Composition : Somapura Mahavihara

Somapura Mahavihara

Paharpur is an important archaeological site situated in a village named ‘Paharpur’ in Naogaon district of northern Bangladesh. Naogoan is mainly plain land but in the middle of it stood a hill covered with jungle.

When the jungle was cleared and the hill excavated, there emerged a lofty ruin of an ancient temple. The temple is about 24 metre high from the surrounding level. ‘Pahar’ means hill. Hence is the name Paharpur.

The Paharpur site has been excavated and re-excavated a number of times by archaeologists. Sir Alexander visited the place in 1879. Cunningham intended to carry out an extensive excavation but was prevented by the landowner. Nevertheless, he was satisfied with whatever excavation he was permitted to carry on. He discovered the ruins of a square tower of 22 feet side with a projection in the middle of each side from the top of the central hill. The site was declared to the protected by the Archaeological Survey of India in 1919 under the Ancient Monumnets’ Preservation Act of 1904.

Systematic and regular excavation started jointly by Archaeological Survey of India, and Varendra Research Society of Rajshahi and Kolkata (at that time known as Calcutta) University in 1923. They excavated the south-west corner of the monastery. Next in 1925-26, R D Banerjee excavated the northern part of the central mound. From 1926-27 onward excavation was carried out under the supervision of K N Dikshit.

The Department of Archaeology of Bangladesh brought the site under further excavation after independence. The operations took place in two phases. The first phase was initiated in 1981-82 and continued to 1984-1985. The second phase was started in 1988-89 and continued to 1990-91.

Pre-liberation expeditions have revealed the architectural remains of a vast Buddhist monastery, the Somapura Mahavihara. It is donimated by the central shrine, attracting immediate attention by its lofty height and unusual architectural design.

Somapura Mahavihara was one of the most famous Buddhist institutions for monks of ancient Bengal and in southern Asia.

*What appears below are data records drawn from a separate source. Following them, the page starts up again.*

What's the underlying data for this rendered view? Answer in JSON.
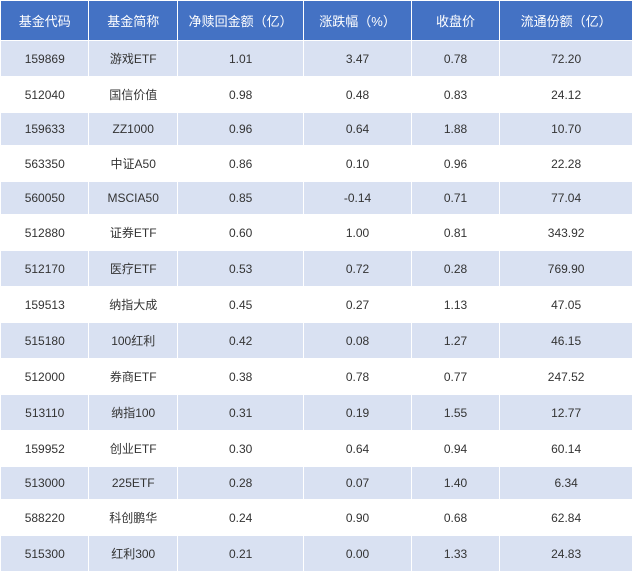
{
  "fund_table": {
    "type": "table",
    "header_bg": "#4472c4",
    "header_color": "#ffffff",
    "row_odd_bg": "#d9e1f2",
    "row_even_bg": "#ffffff",
    "text_color": "#333333",
    "font_size_header": 13,
    "font_size_cell": 12,
    "columns": [
      {
        "label": "基金代码",
        "width": "14%"
      },
      {
        "label": "基金简称",
        "width": "14%"
      },
      {
        "label": "净赎回金额（亿）",
        "width": "20%"
      },
      {
        "label": "涨跌幅（%）",
        "width": "17%"
      },
      {
        "label": "收盘价",
        "width": "14%"
      },
      {
        "label": "流通份额（亿）",
        "width": "21%"
      }
    ],
    "rows": [
      {
        "code": "159869",
        "name": "游戏ETF",
        "redemption": "1.01",
        "change": "3.47",
        "close": "0.78",
        "shares": "72.20"
      },
      {
        "code": "512040",
        "name": "国信价值",
        "redemption": "0.98",
        "change": "0.48",
        "close": "0.83",
        "shares": "24.12"
      },
      {
        "code": "159633",
        "name": "ZZ1000",
        "redemption": "0.96",
        "change": "0.64",
        "close": "1.88",
        "shares": "10.70"
      },
      {
        "code": "563350",
        "name": "中证A50",
        "redemption": "0.86",
        "change": "0.10",
        "close": "0.96",
        "shares": "22.28"
      },
      {
        "code": "560050",
        "name": "MSCIA50",
        "redemption": "0.85",
        "change": "-0.14",
        "close": "0.71",
        "shares": "77.04"
      },
      {
        "code": "512880",
        "name": "证券ETF",
        "redemption": "0.60",
        "change": "1.00",
        "close": "0.81",
        "shares": "343.92"
      },
      {
        "code": "512170",
        "name": "医疗ETF",
        "redemption": "0.53",
        "change": "0.72",
        "close": "0.28",
        "shares": "769.90"
      },
      {
        "code": "159513",
        "name": "纳指大成",
        "redemption": "0.45",
        "change": "0.27",
        "close": "1.13",
        "shares": "47.05"
      },
      {
        "code": "515180",
        "name": "100红利",
        "redemption": "0.42",
        "change": "0.08",
        "close": "1.27",
        "shares": "46.15"
      },
      {
        "code": "512000",
        "name": "券商ETF",
        "redemption": "0.38",
        "change": "0.78",
        "close": "0.77",
        "shares": "247.52"
      },
      {
        "code": "513110",
        "name": "纳指100",
        "redemption": "0.31",
        "change": "0.19",
        "close": "1.55",
        "shares": "12.77"
      },
      {
        "code": "159952",
        "name": "创业ETF",
        "redemption": "0.30",
        "change": "0.64",
        "close": "0.94",
        "shares": "60.14"
      },
      {
        "code": "513000",
        "name": "225ETF",
        "redemption": "0.28",
        "change": "0.07",
        "close": "1.40",
        "shares": "6.34"
      },
      {
        "code": "588220",
        "name": "科创鹏华",
        "redemption": "0.24",
        "change": "0.90",
        "close": "0.68",
        "shares": "62.84"
      },
      {
        "code": "515300",
        "name": "红利300",
        "redemption": "0.21",
        "change": "0.00",
        "close": "1.33",
        "shares": "24.83"
      }
    ]
  }
}
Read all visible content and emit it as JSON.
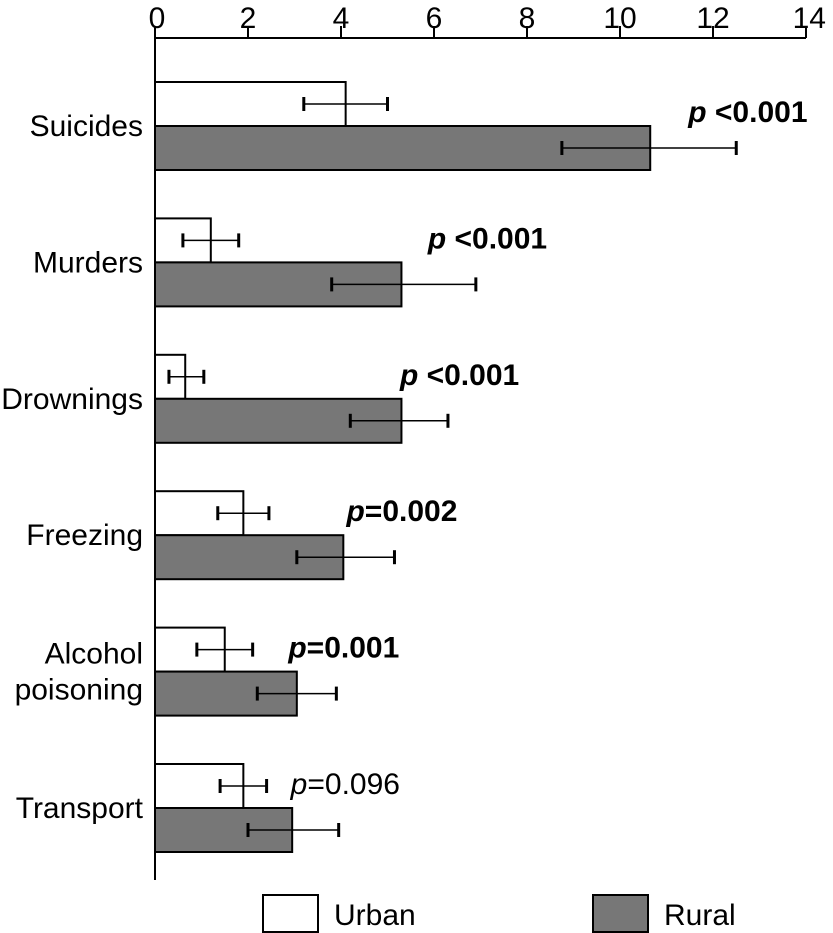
{
  "chart_data": {
    "type": "bar",
    "orientation": "horizontal",
    "title": "",
    "xlabel": "",
    "ylabel": "",
    "xlim": [
      0,
      14
    ],
    "x_ticks": [
      0,
      2,
      4,
      6,
      8,
      10,
      12,
      14
    ],
    "x_axis_position": "top",
    "grid": false,
    "categories": [
      [
        "Suicides"
      ],
      [
        "Murders"
      ],
      [
        "Drownings"
      ],
      [
        "Freezing"
      ],
      [
        "Alcohol",
        "poisoning"
      ],
      [
        "Transport"
      ]
    ],
    "series": [
      {
        "name": "Urban",
        "color": "#ffffff",
        "values": [
          4.1,
          1.2,
          0.65,
          1.9,
          1.5,
          1.9
        ],
        "error_low": [
          3.2,
          0.6,
          0.3,
          1.35,
          0.9,
          1.4
        ],
        "error_high": [
          5.0,
          1.8,
          1.05,
          2.45,
          2.1,
          2.4
        ]
      },
      {
        "name": "Rural",
        "color": "#777777",
        "values": [
          10.65,
          5.3,
          5.3,
          4.05,
          3.05,
          2.95
        ],
        "error_low": [
          8.75,
          3.8,
          4.2,
          3.05,
          2.2,
          2.0
        ],
        "error_high": [
          12.5,
          6.9,
          6.3,
          5.15,
          3.9,
          3.95
        ]
      }
    ],
    "annotations": [
      {
        "prefix": "p",
        "text": " <0.001",
        "bold": true
      },
      {
        "prefix": "p",
        "text": " <0.001",
        "bold": true
      },
      {
        "prefix": "p",
        "text": " <0.001",
        "bold": true
      },
      {
        "prefix": "p",
        "text": "=0.002",
        "bold": true
      },
      {
        "prefix": "p",
        "text": "=0.001",
        "bold": true
      },
      {
        "prefix": "p",
        "text": "=0.096",
        "bold": false
      }
    ],
    "legend": {
      "placement": "bottom",
      "entries": [
        "Urban",
        "Rural"
      ]
    }
  }
}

The excavated complex at Paharpur has been identified with the Somapura Mahavihara built by the second Pala king Dharmapala (781-821 AD). Some clay seals from the ruins bear the inscription Shri-Somapure Shri-Dharmapaladeva-Mahavihariyarya-bhiksu-sangghasya.

The Pala rulers were devout Buddhists and they founded a number of monasteries throughout their growing empire. Some of them became great centres of learning and their reputation quickly spread throughout Asia. Somapura Mahavihara’s close relationship with the ruling dynasty implied that it shared the political ups and downs of its benefactors.